What's the purpose of college if you're a millionaire?
I was having a discussion about this.
Everyone basically craps on people who don't go to college. And that can be justified in some cases. I know I went, and now I have a job that that I guess I could have got with an associate's degree (damn).
Regardless, let's say you're 18 years old and you became a millionaire. What's the purpose of going?
There are few things the professors can really teach you if you're a business major that you cannot learn hands on from professionals. Ya know, they still teach out of an (expensive) textbook. So it's kinda like what's more informational....a professor who may just have a CPA in accounting teaching you 75% from a book and 25% from real life....or someone who gets paid to be an accountant who actively practices their profession???
Or, you might have made a great app for phones. Does it matter how you program??? How would you feel if your professor gives you a B for your knowledge of programming...while using your app? You know? It's like you were good enough to make a million off that coding....
OK, so the next argument is that you're going for enlightenment and knowledge. Once again, do you really need to pay 40-100+k over 4/5 years to learn introductory concepts??? A bachelors degree doesn't signify that you're smart - it tells employers that you're well-rounded and dedicated to your career.
Plus, you're a millionaire. You can afford to once again explore the world instead of read about customs. And more than likely, you don't have a job, so you can go out and speak to real sociologists and people who record historic events and all that stuff.
The final argument was for social quo purposes. You do meet a lot of people in college, and with those connections, you can network through people and obtain lifelong friends potentially. That is sensible to me, because you really do meet a lot of people through college compared to just regular life.

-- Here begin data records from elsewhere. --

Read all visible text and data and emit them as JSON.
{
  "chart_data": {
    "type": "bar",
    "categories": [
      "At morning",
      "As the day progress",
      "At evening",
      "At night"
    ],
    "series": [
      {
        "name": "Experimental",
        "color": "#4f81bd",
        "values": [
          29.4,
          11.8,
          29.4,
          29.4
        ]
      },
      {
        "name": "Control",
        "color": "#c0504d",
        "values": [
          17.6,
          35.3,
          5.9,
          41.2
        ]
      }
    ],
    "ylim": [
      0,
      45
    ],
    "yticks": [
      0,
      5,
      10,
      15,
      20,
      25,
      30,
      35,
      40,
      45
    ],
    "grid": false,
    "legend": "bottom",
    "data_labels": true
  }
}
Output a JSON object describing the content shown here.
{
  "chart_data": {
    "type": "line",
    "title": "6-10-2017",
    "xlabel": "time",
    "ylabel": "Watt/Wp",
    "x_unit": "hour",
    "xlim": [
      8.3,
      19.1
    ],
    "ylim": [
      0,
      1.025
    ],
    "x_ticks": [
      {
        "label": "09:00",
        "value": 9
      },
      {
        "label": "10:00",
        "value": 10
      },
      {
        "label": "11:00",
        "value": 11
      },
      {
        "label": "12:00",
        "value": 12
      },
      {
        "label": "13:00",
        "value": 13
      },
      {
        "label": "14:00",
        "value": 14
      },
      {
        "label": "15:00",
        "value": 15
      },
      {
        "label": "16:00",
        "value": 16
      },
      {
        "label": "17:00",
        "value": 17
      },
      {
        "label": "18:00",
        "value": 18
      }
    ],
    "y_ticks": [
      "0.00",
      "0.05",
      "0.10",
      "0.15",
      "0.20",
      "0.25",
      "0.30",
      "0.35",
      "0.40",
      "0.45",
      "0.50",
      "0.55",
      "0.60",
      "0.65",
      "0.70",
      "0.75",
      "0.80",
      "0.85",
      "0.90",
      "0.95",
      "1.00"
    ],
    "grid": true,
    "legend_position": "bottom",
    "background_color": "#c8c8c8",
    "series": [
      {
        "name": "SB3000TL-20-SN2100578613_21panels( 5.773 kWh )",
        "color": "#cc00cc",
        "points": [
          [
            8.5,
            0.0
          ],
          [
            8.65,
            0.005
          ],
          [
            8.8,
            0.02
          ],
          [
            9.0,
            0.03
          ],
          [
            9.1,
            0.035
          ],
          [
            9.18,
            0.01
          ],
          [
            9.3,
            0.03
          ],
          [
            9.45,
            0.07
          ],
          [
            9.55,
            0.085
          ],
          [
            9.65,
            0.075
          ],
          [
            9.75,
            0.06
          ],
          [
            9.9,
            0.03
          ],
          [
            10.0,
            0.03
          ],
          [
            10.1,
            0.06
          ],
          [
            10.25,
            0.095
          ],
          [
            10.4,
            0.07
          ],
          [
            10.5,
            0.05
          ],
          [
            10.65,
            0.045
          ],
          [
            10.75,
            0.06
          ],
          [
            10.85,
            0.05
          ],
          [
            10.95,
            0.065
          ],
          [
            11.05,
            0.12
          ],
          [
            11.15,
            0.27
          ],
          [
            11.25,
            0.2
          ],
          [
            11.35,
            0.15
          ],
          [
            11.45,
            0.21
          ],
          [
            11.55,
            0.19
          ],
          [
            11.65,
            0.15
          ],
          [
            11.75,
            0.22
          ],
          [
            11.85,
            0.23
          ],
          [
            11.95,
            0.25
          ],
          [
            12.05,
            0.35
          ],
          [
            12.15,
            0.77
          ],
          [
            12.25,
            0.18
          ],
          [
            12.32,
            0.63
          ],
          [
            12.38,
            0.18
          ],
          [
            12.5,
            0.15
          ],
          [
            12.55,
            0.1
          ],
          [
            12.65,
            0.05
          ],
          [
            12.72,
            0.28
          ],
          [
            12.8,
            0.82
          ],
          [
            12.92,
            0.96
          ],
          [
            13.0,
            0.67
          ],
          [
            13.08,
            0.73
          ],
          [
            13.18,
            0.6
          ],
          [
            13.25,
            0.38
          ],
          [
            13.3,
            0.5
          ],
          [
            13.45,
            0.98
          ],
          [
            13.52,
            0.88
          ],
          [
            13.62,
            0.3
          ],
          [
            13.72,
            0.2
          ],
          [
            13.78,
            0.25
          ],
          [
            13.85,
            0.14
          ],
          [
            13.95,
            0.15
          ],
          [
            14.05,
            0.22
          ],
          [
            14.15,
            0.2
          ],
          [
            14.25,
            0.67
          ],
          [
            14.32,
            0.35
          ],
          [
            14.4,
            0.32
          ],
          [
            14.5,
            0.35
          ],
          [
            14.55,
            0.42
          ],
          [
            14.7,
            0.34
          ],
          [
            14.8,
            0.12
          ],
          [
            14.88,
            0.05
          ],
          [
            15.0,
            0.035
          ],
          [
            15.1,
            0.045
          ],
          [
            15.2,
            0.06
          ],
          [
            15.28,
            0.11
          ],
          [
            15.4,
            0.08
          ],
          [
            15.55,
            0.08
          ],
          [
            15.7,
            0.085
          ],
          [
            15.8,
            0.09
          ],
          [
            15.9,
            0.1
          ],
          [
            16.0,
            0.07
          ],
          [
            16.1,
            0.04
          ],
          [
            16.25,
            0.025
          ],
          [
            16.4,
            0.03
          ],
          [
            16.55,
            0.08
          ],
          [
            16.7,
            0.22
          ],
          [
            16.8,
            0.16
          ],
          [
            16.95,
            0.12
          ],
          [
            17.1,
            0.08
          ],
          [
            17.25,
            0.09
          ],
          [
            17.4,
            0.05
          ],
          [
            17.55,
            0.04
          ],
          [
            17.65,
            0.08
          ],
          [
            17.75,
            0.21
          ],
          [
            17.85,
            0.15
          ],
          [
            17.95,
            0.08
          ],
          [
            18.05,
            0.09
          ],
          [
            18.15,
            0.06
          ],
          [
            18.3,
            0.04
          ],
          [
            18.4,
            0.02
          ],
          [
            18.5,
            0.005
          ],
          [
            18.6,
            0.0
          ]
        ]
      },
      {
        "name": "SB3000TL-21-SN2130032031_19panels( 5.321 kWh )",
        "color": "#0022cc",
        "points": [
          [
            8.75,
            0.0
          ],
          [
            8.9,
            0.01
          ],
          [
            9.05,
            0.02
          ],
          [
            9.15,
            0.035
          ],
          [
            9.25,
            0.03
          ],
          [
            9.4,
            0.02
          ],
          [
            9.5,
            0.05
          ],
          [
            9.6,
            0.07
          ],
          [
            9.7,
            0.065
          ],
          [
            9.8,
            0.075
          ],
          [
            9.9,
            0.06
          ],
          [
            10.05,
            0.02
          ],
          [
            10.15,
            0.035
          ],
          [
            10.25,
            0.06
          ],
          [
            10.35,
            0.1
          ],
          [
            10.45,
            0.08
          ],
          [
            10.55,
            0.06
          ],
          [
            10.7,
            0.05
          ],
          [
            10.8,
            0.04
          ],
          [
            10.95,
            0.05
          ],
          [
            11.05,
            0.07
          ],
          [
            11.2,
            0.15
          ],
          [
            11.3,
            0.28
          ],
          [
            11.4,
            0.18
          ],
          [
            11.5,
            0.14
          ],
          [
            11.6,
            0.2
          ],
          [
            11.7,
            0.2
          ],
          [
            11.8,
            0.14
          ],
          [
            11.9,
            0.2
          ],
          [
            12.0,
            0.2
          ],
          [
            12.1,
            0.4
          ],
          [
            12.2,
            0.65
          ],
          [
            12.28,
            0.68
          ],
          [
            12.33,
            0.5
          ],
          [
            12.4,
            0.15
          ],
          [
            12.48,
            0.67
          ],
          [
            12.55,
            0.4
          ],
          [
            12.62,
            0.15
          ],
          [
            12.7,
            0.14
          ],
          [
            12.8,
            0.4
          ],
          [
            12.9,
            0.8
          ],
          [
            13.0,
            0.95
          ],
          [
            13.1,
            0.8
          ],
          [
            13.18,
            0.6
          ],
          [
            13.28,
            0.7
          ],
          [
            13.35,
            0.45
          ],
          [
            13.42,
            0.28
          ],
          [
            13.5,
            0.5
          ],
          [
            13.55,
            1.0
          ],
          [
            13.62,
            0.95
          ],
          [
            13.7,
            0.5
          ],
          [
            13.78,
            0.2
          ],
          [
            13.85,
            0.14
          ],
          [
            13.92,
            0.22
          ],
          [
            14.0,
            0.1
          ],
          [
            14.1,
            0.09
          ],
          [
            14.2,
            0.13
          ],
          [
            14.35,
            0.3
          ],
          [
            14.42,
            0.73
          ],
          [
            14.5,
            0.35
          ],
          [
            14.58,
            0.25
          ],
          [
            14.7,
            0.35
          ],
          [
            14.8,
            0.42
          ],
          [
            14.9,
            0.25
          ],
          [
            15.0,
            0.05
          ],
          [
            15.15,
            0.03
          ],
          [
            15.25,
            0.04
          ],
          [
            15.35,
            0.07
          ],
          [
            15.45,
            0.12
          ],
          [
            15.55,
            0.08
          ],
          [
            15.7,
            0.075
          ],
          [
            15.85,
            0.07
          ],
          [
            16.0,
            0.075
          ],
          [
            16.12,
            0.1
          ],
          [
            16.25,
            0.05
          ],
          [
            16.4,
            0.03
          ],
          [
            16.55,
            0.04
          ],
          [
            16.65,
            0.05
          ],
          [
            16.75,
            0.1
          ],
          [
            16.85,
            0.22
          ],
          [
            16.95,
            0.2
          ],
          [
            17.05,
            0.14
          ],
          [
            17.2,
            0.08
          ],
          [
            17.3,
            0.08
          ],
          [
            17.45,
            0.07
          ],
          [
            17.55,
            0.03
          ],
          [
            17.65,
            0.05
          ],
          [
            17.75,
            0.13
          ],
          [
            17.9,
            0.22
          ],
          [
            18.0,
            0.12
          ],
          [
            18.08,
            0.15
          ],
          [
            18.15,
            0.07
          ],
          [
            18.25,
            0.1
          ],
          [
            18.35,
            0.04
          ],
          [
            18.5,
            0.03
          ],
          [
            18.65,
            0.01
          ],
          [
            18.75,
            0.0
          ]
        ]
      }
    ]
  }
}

But...once again....you're a millionaire. The chances are your cover will probably get blown the moment you pull up in your clean aston martin. Or, when you try too hard to fit in and everyone notices that you're always paying for the food and stuff. Or, when someone just does a google of your name and sees that you're worth a million or more. People have facebook - your old friends will probably spill the beans and blow your cover if you had one.
This is the only argument I could think of today. If you're a millionaire - self made or through family - and you want to prove to everyone that even though you got the money, even though you have no need for it, and even though you'd rather be vacationing for a while in some tight country....you still took 4/5 years of your life to accomplish that task.
Because some families really never have anyone graduate from college. Mine was like that in a sense. If I were a millionaire, would I have went? Sadly, yes. Just for that reason. Just to do it.
The purpose of my thread though is this; what's the reason of going if you're rich???? Other than sentimental reasons....I don't think there is one!
Quote from tli415 :
"Capitalization is the difference between "I had to help my uncle Jack off a horse.." and "I had to help my uncle jack off a horse..""
My first question is how much would the 18 year old in your scenario really be worth? If your talking about kids who just broke $1,000,000, yes it's a great head start, but it won't last a year based on the spending your describing (An 100-200k car). Millionaire is a VERY general term, specifically what range of net worth are you talking about (1-10 million, 10-50 million, 100-500?)
Learn astronomy from someone who designed part of the Hubble telescope
Study Roman classics from someone who's translated them from Latin.
Take a physics class taught by a Nobel prize winner.
Take a music class from someone who's conducted symphonies.
Learn about politics from someone who's run Senate campaigns.
There are so many wonderful ways that you can enrich your mind at college. It makes me sad that you think college is as limited as learning a money-making trade or reading books you can read on your own.
I see no merits in going to college if it isn't "for you". FAR too many people go to college because it's seen as "grade 13" and the net result is a garbage diploma and tons of $$ in debt. If you are wealthy there's another angle - presumably you'd have enough $$ to not have to worry about "working" in your life but then the question to you is - what else IS there? If you didn't have to worry about money, how much partying and travelling would it take for you to get tired of it?
I'm not sure why you assume that you could learn from a professional in the field rather than a teacher. Is it because you know someone or just because you have $1,000,000? It doesn't seem like money would really make a difference, and while it would be better experience, unless you do some pretty amazing things while working for/with him, I don't think you're going to score another job over someone with a CPA.
First of all, I'll assume by "millionaire" you mean wealthy enough to live without working, since simply having $1M is not enough to live on long-term. Just because you're a millionaire doesn't mean you don't want to have a career. And if you want to go far in that career, chances are you need a degree to not hit a ceiling. If you want to just be able to invest your money wisely and make your fortune grow, I'd agree that college probably isn't necessary. If I had a lot of money I'd probably have forgone college and tried my hand at investing a significant portion of it.